January 5, 2024         By: Steven Anderson

Increasingly, our lives are mobile. Mobile data traffic is actually beating that of desktop traffic in some places, and around half of millennials are spending three hours a day just using those devices. Mobile has fundamentally changed the face of retail, serving as a research platform and a payment mechanism. Fashion is no different here; consumers are spending about six hours a week researching fashion on their mobile devices, and that’s prompting changes in the fashion industry itself.

Already, some companies are taking this concept to task: Farfetch and Tommy Hilfiger are already working on what they call “stores of the future” that feature digital wardrobes and direct connections to social media, as well as payment through apps. This is likely just a start not only for them but for the industry as a whole.

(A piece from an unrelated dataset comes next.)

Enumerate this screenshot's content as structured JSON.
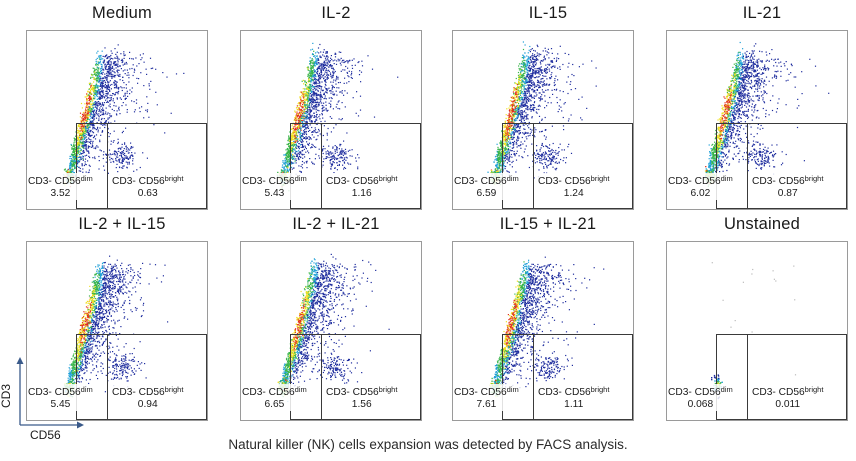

Asian countries are particularly embracing mobile; South Korea and Japan see over 50 percent of e-commerce done via mobile device, and in China, that number trends over 80 percent. The United States and Europe are somewhat slower on this front, with just 15 percent of smartphone users paying for purchases via mobile.

Projections include a laundry list of technologies we’ve seen in the last couple of years; the study expects more retailers taking advantage of mobile transactions to include both online and offline shopping, the use of mobile devices as check-out stands, and of course the acceptance of mobile wallets in stores.

While security was the biggest problem in the early days of mobile payments, it seems that that problem—reports of periodic data breaches aside—is the usability factor. Not every place takes mobile payments. Sure, there are advances from Samsung Pay, where most any place that takes a credit card can handle that mobile payments system, but it’s hardly universal. For Samsung Pay users, that’s terrific, but do even they know about it? I’ve seen precious few ads for it lately; the most recent one was piggybacked onto an ad for the newest Galaxy phone. A Google search of Samsung Pay ads is still talking about Hannibal Buress.

More aggressive marketing might help mobile payments operations; we’ve seen what impact Starbucks had by hawking its payment system in its stores. But for fashion, it looks like a turning point may be in sight.